El coche se detuvo. Cogí la chaqueta y salí. En la pista del aeropuerto me esperaban Domenico, Mario y los hombres que me habían acompañado. Quizá había exagerado un poco, pero a veces es necesario hacer una demostración de fuerza para desorientar al oponente.

Saludé al piloto, me senté en mi cómoda butaca y la azafata me sirvió un whisky con hielo. La contemplé fijamente; ella conocía mis necesidades. La observé con la mirada vacía, ella se sonrojó y sonrió coqueta. «¿Por qué no?», pensé, y me levanté decidido.

La chica pareció sorprendida. La agarré de la mano y me la llevé al gabinete privado del avión.

—¡Despega! —le grité al piloto y cerré la puerta.

La agarré del cuello y, con un movimiento rápido, la puse contra la pared. La miré a los ojos; estaba asustada. Acerqué mi boca a la suya, atrapé con mis labios su labio inferior y gimió. Los brazos le colgaban junto al cuerpo y clavó su mirada en mis ojos. La agarré por el pelo para que echara la cabeza hacia atrás, cerró los párpados y volvió a lanzar un gemido. Era preciosa, muy femenina. «Todo mi personal tendría que ser como ella.» Me gustaba todo lo hermoso.

—Arrodíllate —dije entre dientes empujándola hacia abajo.

Hizo lo que le ordenaba sin titubear. Susurré unas palabras para elogiarla por ser tan sumisa y, cuando abrió la boca, acaricié sus labios con el pulgar. No nos conocíamos, pero la chica sabía bien lo que tenía que hacer. Apoyé su cabeza contra la pared y empecé a desabotonarme la bragueta. La azafata tragó saliva ruidosamente, con sus grandes ojos fijos en mí.

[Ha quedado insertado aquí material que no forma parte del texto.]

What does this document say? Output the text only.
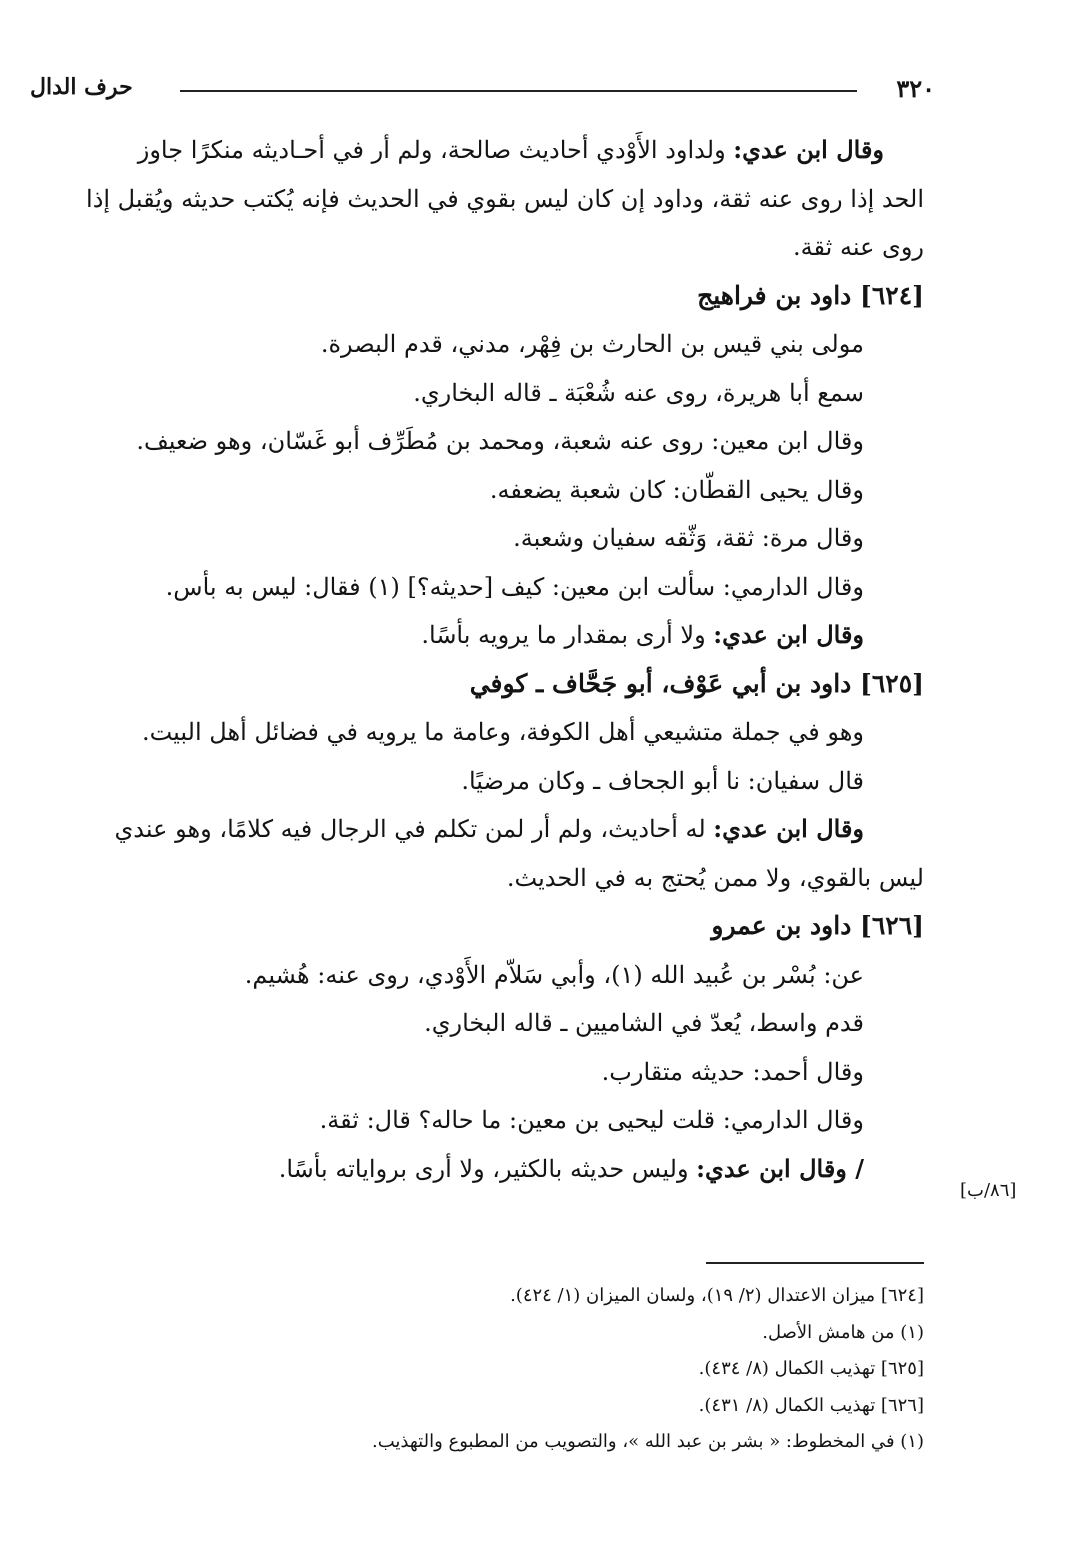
٣٢٠
حرف الدال
وقال ابن عدي: ولداود الأَوْدي أحاديث صالحة، ولم أر في أحـاديثه منكرًا جاوز
الحد إذا روى عنه ثقة، وداود إن كان ليس بقوي في الحديث فإنه يُكتب حديثه ويُقبل إذا
روى عنه ثقة.
[٦٢٤] داود بن فراهيج
مولى بني قيس بن الحارث بن فِهْر، مدني، قدم البصرة.
سمع أبا هريرة، روى عنه شُعْبَة ـ قاله البخاري.
وقال ابن معين: روى عنه شعبة، ومحمد بن مُطَرِّف أبو غَسّان، وهو ضعيف.
وقال يحيى القطّان: كان شعبة يضعفه.
وقال مرة: ثقة، وَثّقه سفيان وشعبة.
وقال الدارمي: سألت ابن معين: كيف [حديثه؟] (١) فقال: ليس به بأس.
وقال ابن عدي: ولا أرى بمقدار ما يرويه بأسًا.
[٦٢٥] داود بن أبي عَوْف، أبو جَحَّاف ـ كوفي
وهو في جملة متشيعي أهل الكوفة، وعامة ما يرويه في فضائل أهل البيت.
قال سفيان: نا أبو الجحاف ـ وكان مرضيًا.
وقال ابن عدي: له أحاديث، ولم أر لمن تكلم في الرجال فيه كلامًا، وهو عندي
ليس بالقوي، ولا ممن يُحتج به في الحديث.
[٦٢٦] داود بن عمرو
عن: بُسْر بن عُبيد الله (١)، وأبي سَلاّم الأَوْدي، روى عنه: هُشيم.
قدم واسط، يُعدّ في الشاميين ـ قاله البخاري.
وقال أحمد: حديثه متقارب.
وقال الدارمي: قلت ليحيى بن معين: ما حاله؟ قال: ثقة.
/ وقال ابن عدي: وليس حديثه بالكثير، ولا أرى برواياته بأسًا.
[٨٦/ب]
[٦٢٤] ميزان الاعتدال (٢/ ١٩)، ولسان الميزان (١/ ٤٢٤).
(١) من هامش الأصل.
[٦٢٥] تهذيب الكمال (٨/ ٤٣٤).
[٦٢٦] تهذيب الكمال (٨/ ٤٣١).
(١) في المخطوط: « بشر بن عبد الله »، والتصويب من المطبوع والتهذيب.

—Ciérralos —le dije despacio mientras le pasaba el pulgar por los párpados—. Los abrirás cuando yo te lo permita.

Mi polla salió de golpe del pantalón, tan dura e hinchada que casi me dolía. Se la puse en los labios y la chica abrió mucho la boca, tal y como yo deseaba. «No sabes lo que te espera», pensé, y se la metí entera, sujetándole la cabeza para que no pudiera apartarla. Noté cómo se atragantaba y empujé aún más. Me encantaba verlas abrir los ojos llenas de temor, como si realmente creyeran que pretendía ahogarlas. La saqué poco a poco y le acaricié la mejilla, con delicadeza, casi con ternura. Vi cómo se tranquilizaba y lamía de sus labios la espesa saliva que había salido de su garganta.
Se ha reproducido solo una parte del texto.